1997年,影山飛雄抱着排球啃的那年,因為父母交情深外加離得近,我們兩家的孩子自然而然地處在了一起。經常是美羽姐在前面走,後面是我們兩個走不穩步還要手牽手的小跟屁蟲。

我和他也因此成為了沒有血緣關系的親人。

2003年,我們同一年上了小學。

影山飛雄還是很愛排球,人生中最重要的事情就是吃飯睡覺打排球,排球第一位。噢,還有一件事,還要保護因為性格過于較真,在一群小學生中格格不入沒有朋友的我。

2009年,我們同一年入學了北川第一。

我逐漸認清了自己的目标和做人信條,也交到了朋友,跟我一樣“孤獨”的影山似乎更單細胞一些。加入了排球部後他也隻和隊友們待在一起,順便跟我一起回家。同樣的,他在這裡遇到了及川學長,他很崇拜對方,但是對方似乎很“讨厭”如飛雄一樣的天才。

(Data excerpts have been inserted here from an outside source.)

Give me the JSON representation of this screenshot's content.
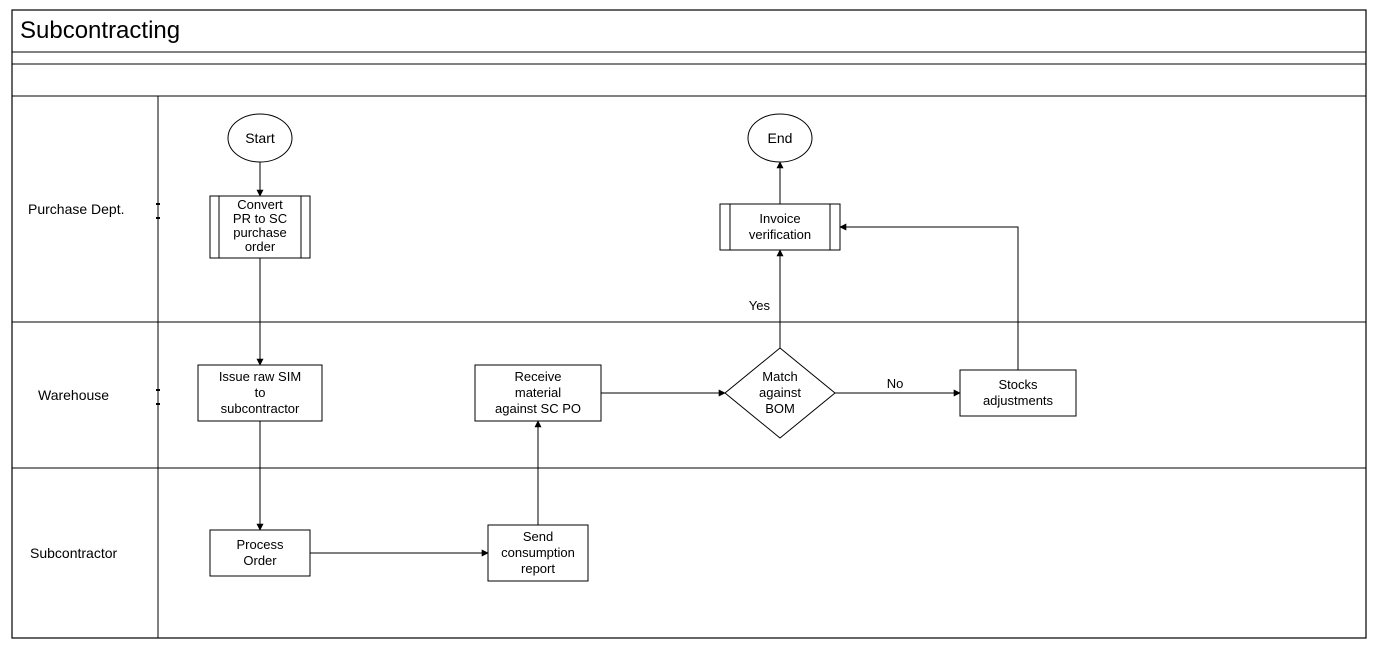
{
  "title": "Subcontracting",
  "lanes": {
    "purchase": "Purchase Dept.",
    "warehouse": "Warehouse",
    "subcontractor": "Subcontractor"
  },
  "terminators": {
    "start": "Start",
    "end": "End"
  },
  "nodes": {
    "convert_pr": {
      "l1": "Convert",
      "l2": "PR to SC",
      "l3": "purchase",
      "l4": "order"
    },
    "issue_raw": {
      "l1": "Issue raw SIM",
      "l2": "to",
      "l3": "subcontractor"
    },
    "process_order": {
      "l1": "Process",
      "l2": "Order"
    },
    "send_report": {
      "l1": "Send",
      "l2": "consumption",
      "l3": "report"
    },
    "receive_material": {
      "l1": "Receive",
      "l2": "material",
      "l3": "against SC PO"
    },
    "match_bom": {
      "l1": "Match",
      "l2": "against",
      "l3": "BOM"
    },
    "stocks_adj": {
      "l1": "Stocks",
      "l2": "adjustments"
    },
    "invoice_ver": {
      "l1": "Invoice",
      "l2": "verification"
    }
  },
  "edge_labels": {
    "yes": "Yes",
    "no": "No"
  }
}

還好,我的天才是個笨蛋,他不會放棄任何事情。在北川第一的這三年他一次又一次堅持練習,但我沒想到,他的堅持也會成為他人生裡一個巨大的阻礙。

初中的最後一場比賽,技術高超的二傳手托起球,傳遞,身後卻空無一人。也是從那天開始,影山飛雄似乎變成了孤傲的王者。

而我一如既往的别扭和較真——不知道怎麼用言語開解他。但是說實在的,除了一直誇他,因為他的遭遇心疼他,在跟他一起回家的路上側過身偷偷抹眼淚,我什麼也做不了。

然後這個本來也很難過的人,孤獨的“王者”,不厭其煩地用他局促笨拙,卻也是世界上最靈活精準的手指給我擦眼淚。

我想他那個時候可能是要說些什麼,但是他沒有,他隻是思忖着排球,和他身邊玻璃心的我。

2012年,我們一起參加了白鳥澤的入學考試。但是沒有拿到升學名額的影山能不能考上估計也是一大難事。

最後影山飛雄入學烏野,我也很慶幸他去了烏野,他遇到了改變他人生的隊友,是他們讓影山知道有人一直在等他傳球。他打敗了及川前輩,打敗了白鳥澤,在高一的時候入選國青隊訓練,第一年春高打入全國八強。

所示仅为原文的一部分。